Viernes, 12 de Febrero de 2016. Auditorio y Palacio de Congresos Baluarte de Pamplona. Guillermo Pastrana, violonchelo. Orquesta Sinfónica de Navarra. Shao-Chia Lü, director. Gioachino Rossini: La italiana en Argel: Obertura, (1813). Dimitri Shostakovitch: Concierto para violonchelo y orquesta número 1 en Mi bemol mayor, Op. 107, (1959). Johannes Brahms: Sinfonía número 2 en Re mayor, Op. 73, (1877). Concierto inscrito en la temporada de abono de la Orquesta Sinfónica de Navarra 2015-2016.

 

A finales del siglo XIX, hubo una gran explosión de la literatura de temática oriental entre los escritores europeos. A menudo, el interés de estos autores era retratar un Oriente refinado y sensual, en una huida postromántica a una realidad lejana e inalcanzable. Es el caso de los textos de Tristan Klingsor que inspiraron la Scherezade de Ravel. Otros autores bucearon más en la realidad oriental. Pearl S. Buck escribió un libro muy interesante, Cerca y lejos, en el que exploraba a través de una serie de narraciones cortas las complejas relaciones entre los habitantes originarios de China y Japón y los occidentales.

Ha pasado un siglo y, en el mundo de la música clásica, la relación entre occidentales y orientales se ha estrechado; ya no es novedad escuchar a pianistas, violinistas o directores de orquesta de procedencia oriental. En el concierto que nos ocupa, teníamos a una orquesta navarra tocando a las órdenes de un director taiwanés y contando como solista con un violonchelista granadino; en otros tiempos, esto habría sido impensable.

El concierto se abrió con la obertura de La italiana en Argel de Rossini, en una lectura correcta sin humor ni sentido belcantista.
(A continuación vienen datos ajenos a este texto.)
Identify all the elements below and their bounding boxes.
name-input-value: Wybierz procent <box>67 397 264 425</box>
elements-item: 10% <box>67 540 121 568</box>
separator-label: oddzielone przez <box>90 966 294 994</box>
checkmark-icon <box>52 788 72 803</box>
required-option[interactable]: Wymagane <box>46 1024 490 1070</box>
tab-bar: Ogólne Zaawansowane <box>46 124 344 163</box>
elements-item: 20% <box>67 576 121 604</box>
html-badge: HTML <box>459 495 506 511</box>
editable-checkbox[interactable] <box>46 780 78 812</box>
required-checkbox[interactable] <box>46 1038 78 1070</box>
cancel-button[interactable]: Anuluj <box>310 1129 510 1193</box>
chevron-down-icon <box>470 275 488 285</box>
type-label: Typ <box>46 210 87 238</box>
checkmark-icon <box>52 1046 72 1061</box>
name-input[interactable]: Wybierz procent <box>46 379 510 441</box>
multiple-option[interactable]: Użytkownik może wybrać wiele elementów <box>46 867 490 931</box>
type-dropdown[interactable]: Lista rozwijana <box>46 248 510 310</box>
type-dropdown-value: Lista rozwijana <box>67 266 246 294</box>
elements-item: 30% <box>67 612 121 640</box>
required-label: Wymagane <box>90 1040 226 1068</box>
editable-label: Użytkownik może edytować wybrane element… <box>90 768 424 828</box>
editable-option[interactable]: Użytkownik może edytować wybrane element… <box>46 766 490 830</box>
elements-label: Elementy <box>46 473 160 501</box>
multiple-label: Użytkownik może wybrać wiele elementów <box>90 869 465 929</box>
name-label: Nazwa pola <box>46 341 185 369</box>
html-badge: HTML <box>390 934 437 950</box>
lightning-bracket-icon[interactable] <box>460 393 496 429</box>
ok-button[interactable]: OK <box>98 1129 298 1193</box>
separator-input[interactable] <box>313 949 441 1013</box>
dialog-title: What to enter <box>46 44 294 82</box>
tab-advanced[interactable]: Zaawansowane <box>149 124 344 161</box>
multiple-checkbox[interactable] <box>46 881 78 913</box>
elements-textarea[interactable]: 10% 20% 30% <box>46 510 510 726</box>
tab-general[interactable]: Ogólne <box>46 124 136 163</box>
Tras ella, se escuchó el Concierto para violonchelo y orquesta número 1 de Shostakovitch, una obra de gran exigencia tanto para el solista como para la orquesta escrita para el gran Mistislav Rostropovich. El violonchelista tiene que enfrentarse a retos técnicos de extraordinaria magnitud y a unos movimientos centrales en los que debe calcular muy bien el fraseo; la obra no pide grandes arrebatos, pero la música necesita cierto grado de expresividad. Guillermo Pastrana hizo una labor muy bien medida. No se arrugó ante las dificultades técnicas y supo captar la histeria de los movimientos extremos, pero reservó lo mejor para los dos movimientos centrales, llenos de tensión y de una emoción contenida que resultó exacta para transmitir el carácter de la obra. La orquesta acompañó con gran diligencia contando con la dirección conocedora de Shao-Chia Lü, siempre muy atento a las necesidades del solista. De propina, Pastrana tocó sin acompañamiento la Nana de las Siete canciones populares españolas de Manuel de Falla; aunque la interpretación resultó musicalmente conseguida, otros repertorios le habrían permitido aprovechar mejor la ocasión.
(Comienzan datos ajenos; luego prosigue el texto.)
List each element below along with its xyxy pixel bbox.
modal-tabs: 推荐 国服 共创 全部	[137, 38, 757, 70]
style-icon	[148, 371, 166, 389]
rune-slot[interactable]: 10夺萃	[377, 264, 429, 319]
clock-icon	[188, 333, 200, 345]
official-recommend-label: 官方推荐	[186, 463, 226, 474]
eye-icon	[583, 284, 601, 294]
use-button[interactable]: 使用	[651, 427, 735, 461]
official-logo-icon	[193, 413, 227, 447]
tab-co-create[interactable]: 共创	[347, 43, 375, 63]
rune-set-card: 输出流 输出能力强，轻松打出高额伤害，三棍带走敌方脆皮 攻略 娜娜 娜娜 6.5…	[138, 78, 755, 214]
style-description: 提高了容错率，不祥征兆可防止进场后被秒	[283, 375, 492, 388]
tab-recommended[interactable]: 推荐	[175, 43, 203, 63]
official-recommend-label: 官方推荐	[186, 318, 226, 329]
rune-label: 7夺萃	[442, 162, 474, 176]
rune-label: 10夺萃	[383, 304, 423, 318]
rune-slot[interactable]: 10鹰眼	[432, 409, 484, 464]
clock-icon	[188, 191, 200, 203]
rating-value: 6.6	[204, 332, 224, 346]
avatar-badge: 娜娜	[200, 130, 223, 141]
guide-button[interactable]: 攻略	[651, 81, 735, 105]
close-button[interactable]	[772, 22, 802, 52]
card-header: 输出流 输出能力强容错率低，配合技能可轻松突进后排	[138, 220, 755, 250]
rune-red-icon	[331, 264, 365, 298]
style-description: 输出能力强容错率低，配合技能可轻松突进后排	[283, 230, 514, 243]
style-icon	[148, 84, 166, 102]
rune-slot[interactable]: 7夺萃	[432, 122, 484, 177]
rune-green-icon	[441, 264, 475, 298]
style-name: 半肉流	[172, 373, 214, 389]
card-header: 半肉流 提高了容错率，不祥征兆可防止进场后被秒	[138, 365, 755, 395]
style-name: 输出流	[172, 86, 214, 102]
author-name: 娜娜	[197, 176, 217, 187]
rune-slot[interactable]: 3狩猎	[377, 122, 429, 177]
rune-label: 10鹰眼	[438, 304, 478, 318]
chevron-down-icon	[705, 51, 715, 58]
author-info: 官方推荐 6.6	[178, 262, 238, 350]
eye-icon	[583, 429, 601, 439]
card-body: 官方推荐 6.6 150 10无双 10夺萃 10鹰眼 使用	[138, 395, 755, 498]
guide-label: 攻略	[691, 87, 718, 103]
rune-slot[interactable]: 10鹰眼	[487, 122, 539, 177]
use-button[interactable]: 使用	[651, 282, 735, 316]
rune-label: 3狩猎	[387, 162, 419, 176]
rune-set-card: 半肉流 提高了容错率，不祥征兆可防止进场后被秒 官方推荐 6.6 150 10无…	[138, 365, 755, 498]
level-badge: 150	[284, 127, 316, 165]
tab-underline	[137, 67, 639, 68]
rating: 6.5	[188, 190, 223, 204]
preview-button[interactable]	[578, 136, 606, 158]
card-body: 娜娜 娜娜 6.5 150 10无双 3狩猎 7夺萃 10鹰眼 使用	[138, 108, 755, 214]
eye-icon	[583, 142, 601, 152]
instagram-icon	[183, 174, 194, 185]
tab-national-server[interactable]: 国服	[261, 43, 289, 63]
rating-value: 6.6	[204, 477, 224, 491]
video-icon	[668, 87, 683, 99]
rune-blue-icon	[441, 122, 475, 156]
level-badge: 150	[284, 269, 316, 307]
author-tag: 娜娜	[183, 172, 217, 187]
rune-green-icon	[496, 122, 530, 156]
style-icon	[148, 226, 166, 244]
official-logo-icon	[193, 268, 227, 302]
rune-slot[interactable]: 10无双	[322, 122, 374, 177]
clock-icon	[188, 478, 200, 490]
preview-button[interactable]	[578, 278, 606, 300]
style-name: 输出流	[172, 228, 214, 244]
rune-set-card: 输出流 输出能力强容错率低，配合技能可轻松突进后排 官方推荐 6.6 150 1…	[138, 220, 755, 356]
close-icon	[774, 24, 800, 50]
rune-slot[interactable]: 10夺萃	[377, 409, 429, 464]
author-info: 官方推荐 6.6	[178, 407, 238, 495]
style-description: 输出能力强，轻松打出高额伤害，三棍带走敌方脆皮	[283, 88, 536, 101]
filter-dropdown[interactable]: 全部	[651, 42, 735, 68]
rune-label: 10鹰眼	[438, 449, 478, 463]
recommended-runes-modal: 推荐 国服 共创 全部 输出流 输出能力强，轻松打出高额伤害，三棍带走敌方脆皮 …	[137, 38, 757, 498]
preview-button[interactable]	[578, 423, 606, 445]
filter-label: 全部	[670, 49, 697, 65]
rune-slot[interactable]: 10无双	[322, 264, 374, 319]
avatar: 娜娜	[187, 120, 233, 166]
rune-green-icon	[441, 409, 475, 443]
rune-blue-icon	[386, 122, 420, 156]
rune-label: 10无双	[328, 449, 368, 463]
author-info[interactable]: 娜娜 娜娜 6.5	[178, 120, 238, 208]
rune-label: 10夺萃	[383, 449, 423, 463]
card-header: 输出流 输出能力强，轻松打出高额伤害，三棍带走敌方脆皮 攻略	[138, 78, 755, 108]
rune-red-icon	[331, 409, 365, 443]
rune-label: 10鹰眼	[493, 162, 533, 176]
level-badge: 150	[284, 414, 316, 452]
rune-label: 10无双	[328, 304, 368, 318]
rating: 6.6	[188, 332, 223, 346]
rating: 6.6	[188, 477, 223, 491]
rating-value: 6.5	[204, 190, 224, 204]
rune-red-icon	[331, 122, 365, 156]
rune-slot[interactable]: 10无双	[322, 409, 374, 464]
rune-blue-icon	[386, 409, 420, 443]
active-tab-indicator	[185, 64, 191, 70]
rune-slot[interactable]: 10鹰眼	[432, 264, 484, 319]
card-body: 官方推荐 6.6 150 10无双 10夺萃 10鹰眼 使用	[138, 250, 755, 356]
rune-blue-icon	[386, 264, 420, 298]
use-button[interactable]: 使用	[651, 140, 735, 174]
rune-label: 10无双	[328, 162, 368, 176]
La Segunda Sinfonía de Brahms es una de las obras más complejas del compositor hamburgués. Casi todos los comentaristas dan por sentado su carácter bucólico y melancólico, pero los grandes intérpretes de la obra saben que hay momentos llenos de drama y pasión. Shao-Chia Lü ofreció una versión muy clásica, pero en la que no faltó ningún aspecto de la partitura. Hubo tensión en el desarrollo del primer movimiento, poesía en el tiempo lento, sentido lúdico en el tercer movimiento e impulso rítmico en el cuarto, además de misterio y expectación cuando era necesario. En definitiva, fue una interpretación de gran nivel de una obra muchas veces malentendida.
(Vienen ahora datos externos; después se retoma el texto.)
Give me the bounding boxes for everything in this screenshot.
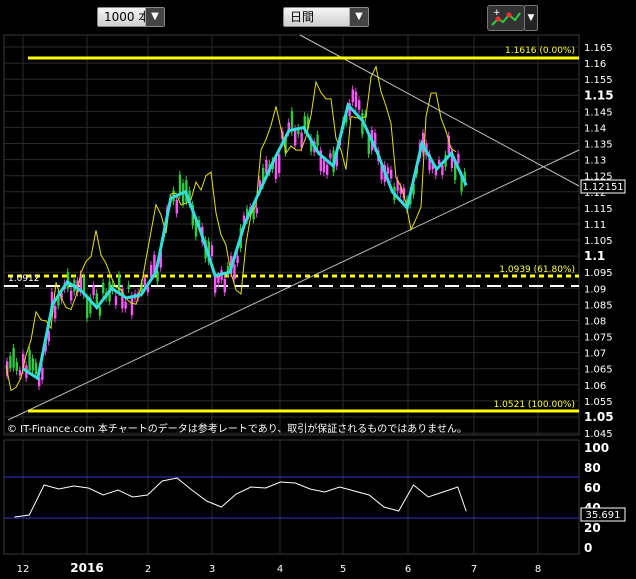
y-tick-label: 1.16 [584, 59, 606, 70]
candle-body [354, 91, 358, 107]
candle-body [223, 278, 226, 293]
level-high-label: 1.1616 (0.00%) [505, 46, 575, 56]
candle-body [54, 305, 57, 319]
y-tick-label: 1.14 [584, 123, 606, 134]
candle-body [70, 290, 73, 301]
x-tick-label: 6 [405, 564, 411, 575]
rsi-tick-label: 100 [584, 441, 609, 455]
y-tick-label: 1.095 [584, 268, 613, 279]
candle-body [178, 174, 182, 195]
candle-body [175, 199, 178, 214]
current-price-label: 1.12151 [582, 182, 623, 193]
x-tick-label: 2016 [70, 561, 103, 575]
candle-body [358, 100, 361, 110]
candle-body [236, 255, 239, 263]
y-tick-label: 1.105 [584, 236, 613, 247]
rsi-value-label: 35.691 [586, 510, 621, 521]
y-axis: 1.165 1.16 1.155 1.15 1.145 1.14 1.135 1.13 1.1 2… [584, 43, 614, 555]
candle-body [294, 128, 297, 146]
rsi-tick-label: 80 [584, 461, 601, 475]
support-left-label: 1.0912 [8, 274, 40, 284]
rsi-tick-label: 0 [584, 541, 592, 555]
candle-body [98, 306, 102, 316]
rsi-tick-label: 60 [584, 481, 601, 495]
y-tick-label: 1.11 [584, 220, 606, 231]
x-tick-label: 8 [535, 564, 541, 575]
rsi-panel-frame [3, 439, 580, 555]
y-tick-label: 1.07 [584, 349, 606, 360]
y-tick-label: 1.1 [584, 249, 605, 263]
candle-body [12, 347, 15, 368]
candle-body [102, 282, 105, 294]
candle-body [31, 358, 34, 371]
x-tick-label: 4 [277, 564, 283, 575]
chart-area: 1.1651.161.1551.151.1451.141.1351.131.12… [3, 34, 626, 575]
candle-body [322, 160, 326, 173]
candle-body [114, 296, 118, 306]
candle-body [127, 284, 130, 290]
y-tick-label: 1.055 [584, 397, 613, 408]
x-tick-label: 7 [471, 564, 477, 575]
candle-body [274, 157, 278, 179]
x-tick-label: 2 [145, 564, 151, 575]
rsi-tick-label: 20 [584, 521, 601, 535]
candle-body [457, 153, 460, 164]
candle-body [326, 164, 329, 175]
y-tick-label: 1.09 [584, 284, 606, 295]
x-tick-label: 5 [340, 564, 346, 575]
candle-body [386, 167, 390, 174]
candle-body [278, 154, 281, 173]
x-tick-label: 12 [17, 564, 30, 575]
candle-body [92, 285, 95, 296]
candle-body [86, 297, 89, 319]
candle-body [255, 207, 258, 214]
candle-body [329, 153, 332, 159]
y-tick-label: 1.13 [584, 156, 606, 167]
y-tick-label: 1.135 [584, 140, 613, 151]
candle-body [316, 134, 319, 146]
candle-body [214, 276, 217, 293]
candle-body [217, 276, 220, 284]
y-tick-label: 1.065 [584, 365, 613, 376]
candle-body [143, 278, 146, 286]
y-tick-label: 1.045 [584, 429, 613, 440]
y-tick-label: 1.075 [584, 333, 613, 344]
y-tick-label: 1.06 [584, 381, 606, 392]
candle-body [390, 169, 393, 179]
candle-body [18, 370, 22, 376]
candle-body [441, 165, 444, 176]
candle-body [130, 296, 134, 316]
candle-body [351, 89, 354, 103]
level-low-label: 1.0521 (100.00%) [494, 400, 575, 410]
candle-body [15, 361, 18, 371]
candle-body [28, 350, 31, 372]
y-tick-label: 1.08 [584, 316, 606, 327]
x-tick-label: 3 [209, 564, 215, 575]
y-tick-label: 1.15 [584, 88, 614, 102]
candle-body [233, 264, 236, 280]
level-618-label: 1.0939 (61.80%) [499, 265, 575, 275]
y-tick-label: 1.155 [584, 75, 613, 86]
candle-body [41, 367, 44, 380]
y-tick-label: 1.085 [584, 300, 613, 311]
candle-body [34, 362, 38, 375]
copyright-text: © IT-Finance.com 本チャートのデータは参考レートであり、取引が保… [7, 422, 467, 435]
x-axis: 12 2016 2 3 4 5 6 7 8 [17, 561, 542, 575]
candle-body [124, 301, 127, 309]
candle-body [210, 245, 214, 257]
y-tick-label: 1.05 [584, 410, 614, 424]
candle-body [95, 293, 98, 305]
candle-body [9, 356, 12, 369]
y-tick-label: 1.165 [584, 43, 613, 54]
y-tick-label: 1.145 [584, 107, 613, 118]
y-tick-label: 1.115 [584, 204, 613, 215]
En conjunto, fue un concierto que ofreció dos grandes puntos de interés, con las interpretaciones de las obras de Shostakovitch y Brahms. A día de hoy, los intérpretes orientales cada vez asumen con más propiedad la música culta occidental. Seguimos estando lejos geográficamente, pero culturalmente estamos algo más cerca.